Nothing you can do about it now. Keep climbing
. So I pulled and placed the foot, pushed and grabbed the bar, over and over again. The orange-painted metal felt cold and rough in my hands, and the wind was already picking up.
My foot slipped—
And I caught myself with my left hand, my right gripping hard, splitting the weight. My heart beat a hundred miles an hour. I tensed my core and found the bar again with my foot.
Again and again.
Don’t look down, don’t think,
I told myself.
Especially don’t think.
I was panting again, panting hard, in real pain as my body struggled to get enough oxygen. I wouldn’t be able to keep this up forever; I took a breath, panting, and looked up again.
Raymond had made it to the box.
My heart beat a hundred miles an hour and I stopped to take three deep breaths. Time to climb. I pushed up to the next bar, climbing. The wind pushed hard at me, threatening to push me off the bars. Was it really just the wind?
* * *
“It needs
a key,” Raymond said, in the hurt-and-disappointed tone of a much younger guy.
Finally at the operator’s box, I grabbed the handhold and placed my feet down, ducking in. The box was only four feet deep and four wide, a very large walk-in closet with one side currently open to the elements—with a safety rail I’d just climbed over—and the other with a mostly-shut door and safety rail beyond.
Ahead was Raymond, poking at the instrument panel, buttons and knobs galore set into a long gray countertop thing in front of a small built-in chair. A dial that read “
ANTI-GRAV
” was still safely off, I was glad to see. Raymond slumped in the operator’s chair, his body language dejected.
“They all need keys,” I said, gently, not because I had any clue in hell what to do with an oversized construction crane, but because interrogations were all about building rapport with the suspect, and that meant knowing things. Knowing things and being nice. “What did you expect would happen?” I asked. No matter how much relief I felt, I had to work. I had to make this work.
“I have a gun,” he said.
I stood up straighter and went for the telepathy—which wasn’t there. The world threw itself sideways as I pushed at it too hard, too fast, and lights exploded in my vision. I breathed, and breathed, and when my vision returned, Raymond was pointing a revolver at me—a .38 revolver, and I was betting it was the gun that killed his roommate.

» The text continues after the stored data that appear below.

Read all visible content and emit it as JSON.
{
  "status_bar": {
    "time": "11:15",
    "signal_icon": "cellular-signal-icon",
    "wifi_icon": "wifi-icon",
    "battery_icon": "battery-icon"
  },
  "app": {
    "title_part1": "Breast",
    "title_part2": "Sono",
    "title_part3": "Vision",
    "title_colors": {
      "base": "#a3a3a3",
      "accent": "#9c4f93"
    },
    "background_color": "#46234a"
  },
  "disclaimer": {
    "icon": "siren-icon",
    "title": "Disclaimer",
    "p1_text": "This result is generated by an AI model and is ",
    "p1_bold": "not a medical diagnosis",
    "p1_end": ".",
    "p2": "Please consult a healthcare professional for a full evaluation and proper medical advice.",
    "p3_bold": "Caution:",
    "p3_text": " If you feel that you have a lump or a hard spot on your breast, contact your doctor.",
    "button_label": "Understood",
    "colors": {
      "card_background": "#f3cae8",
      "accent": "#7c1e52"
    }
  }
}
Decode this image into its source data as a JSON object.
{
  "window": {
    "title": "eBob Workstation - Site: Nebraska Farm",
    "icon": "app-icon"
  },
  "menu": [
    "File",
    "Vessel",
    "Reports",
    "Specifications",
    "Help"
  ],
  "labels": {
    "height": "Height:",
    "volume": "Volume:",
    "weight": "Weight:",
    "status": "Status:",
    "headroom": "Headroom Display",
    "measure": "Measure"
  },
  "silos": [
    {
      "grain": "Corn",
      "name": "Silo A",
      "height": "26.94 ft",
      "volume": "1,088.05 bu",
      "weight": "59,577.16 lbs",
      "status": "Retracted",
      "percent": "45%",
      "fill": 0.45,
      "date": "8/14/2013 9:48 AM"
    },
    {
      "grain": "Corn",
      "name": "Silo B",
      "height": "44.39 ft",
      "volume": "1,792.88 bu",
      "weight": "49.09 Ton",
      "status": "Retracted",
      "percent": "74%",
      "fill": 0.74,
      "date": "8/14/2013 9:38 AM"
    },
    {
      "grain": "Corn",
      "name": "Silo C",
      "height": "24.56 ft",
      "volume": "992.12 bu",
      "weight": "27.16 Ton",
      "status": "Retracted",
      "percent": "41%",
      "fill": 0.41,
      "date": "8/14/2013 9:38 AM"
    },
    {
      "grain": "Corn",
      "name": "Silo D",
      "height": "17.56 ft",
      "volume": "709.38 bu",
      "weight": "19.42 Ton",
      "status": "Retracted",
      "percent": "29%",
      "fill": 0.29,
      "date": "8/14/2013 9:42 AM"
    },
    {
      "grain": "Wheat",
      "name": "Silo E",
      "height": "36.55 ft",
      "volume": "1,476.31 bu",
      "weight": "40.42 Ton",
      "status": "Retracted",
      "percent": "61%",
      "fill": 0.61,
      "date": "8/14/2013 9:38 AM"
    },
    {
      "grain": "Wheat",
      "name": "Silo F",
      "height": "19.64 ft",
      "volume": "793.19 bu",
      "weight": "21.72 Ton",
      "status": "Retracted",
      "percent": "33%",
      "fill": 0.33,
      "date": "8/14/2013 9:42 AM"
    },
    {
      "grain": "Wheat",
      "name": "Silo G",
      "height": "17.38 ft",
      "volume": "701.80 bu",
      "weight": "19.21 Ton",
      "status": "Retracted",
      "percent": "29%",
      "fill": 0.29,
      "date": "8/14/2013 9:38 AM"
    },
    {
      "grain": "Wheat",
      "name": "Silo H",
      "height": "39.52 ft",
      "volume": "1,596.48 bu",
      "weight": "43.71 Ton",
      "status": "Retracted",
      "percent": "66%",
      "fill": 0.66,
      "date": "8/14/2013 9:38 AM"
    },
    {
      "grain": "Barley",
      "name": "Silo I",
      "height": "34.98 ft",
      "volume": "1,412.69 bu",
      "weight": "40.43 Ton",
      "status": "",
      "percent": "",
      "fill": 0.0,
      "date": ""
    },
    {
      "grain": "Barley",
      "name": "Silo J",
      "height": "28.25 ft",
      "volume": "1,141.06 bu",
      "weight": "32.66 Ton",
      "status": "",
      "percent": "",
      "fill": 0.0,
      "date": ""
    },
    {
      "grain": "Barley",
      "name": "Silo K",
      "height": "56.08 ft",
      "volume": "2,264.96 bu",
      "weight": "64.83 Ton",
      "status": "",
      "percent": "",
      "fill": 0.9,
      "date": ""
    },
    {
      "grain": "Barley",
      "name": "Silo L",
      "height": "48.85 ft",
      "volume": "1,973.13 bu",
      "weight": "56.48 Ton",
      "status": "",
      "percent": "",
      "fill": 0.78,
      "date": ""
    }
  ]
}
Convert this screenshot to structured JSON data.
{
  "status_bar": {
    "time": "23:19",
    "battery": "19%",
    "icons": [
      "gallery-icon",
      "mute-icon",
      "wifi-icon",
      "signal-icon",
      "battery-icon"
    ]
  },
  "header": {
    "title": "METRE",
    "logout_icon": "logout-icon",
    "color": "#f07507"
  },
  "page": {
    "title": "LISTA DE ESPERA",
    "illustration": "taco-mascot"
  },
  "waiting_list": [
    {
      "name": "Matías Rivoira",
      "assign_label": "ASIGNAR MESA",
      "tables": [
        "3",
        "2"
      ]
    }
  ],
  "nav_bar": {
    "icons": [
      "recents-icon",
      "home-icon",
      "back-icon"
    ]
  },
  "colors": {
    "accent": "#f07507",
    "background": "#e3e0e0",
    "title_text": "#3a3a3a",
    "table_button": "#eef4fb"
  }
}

My heart beat, really, really fast, but I was very tired and it was hard to get excited about it. “If you kill me, there’s nowhere to go,” I said, as calmly as possible. “Every cop in the area is convening on our location as we speak.”
“I don’t hear any sirens,” he said, eyes frustrated and angry. He pulled back the lever on the gun, which made an ominous
click.
Then he paused, as if waiting.
“I asked them to turn off the sirens,” I lied smoothly. “We didn’t want to startle you. Killing me is not good for your exit strategy here. And there’s no way we can get down the crane again with you holding me hostage.”
“There’s a small elevator higher up,” Raymond said, but then let the muzzle of the gun lower a bit. “It’s locked too, it’s all locked. I didn’t think anybody would bother with it being so high up.”
I looked through the front window and saw the tall flyer deck for the college, all those cars with powerful anti-grav engines, several brightly-colored sports vehicles on the top floor, the fourth floor. “You have George’s flyer keys,” I guessed. “That’s where you were going next. It’s strong enough to get you halfway to the west coast before we could begin to follow. But the crane is locked and you can’t get there. It won’t extend that far without the anti-grav, and you can’t make it move without the key.”
The muzzle of the gun raised back up again, square to my face. My brain informed me that most people were accurate with a revolver even without training. Especially at a three-foot distance, just far enough for me not to think I could get the gun before he fired. It was a .38. Of course.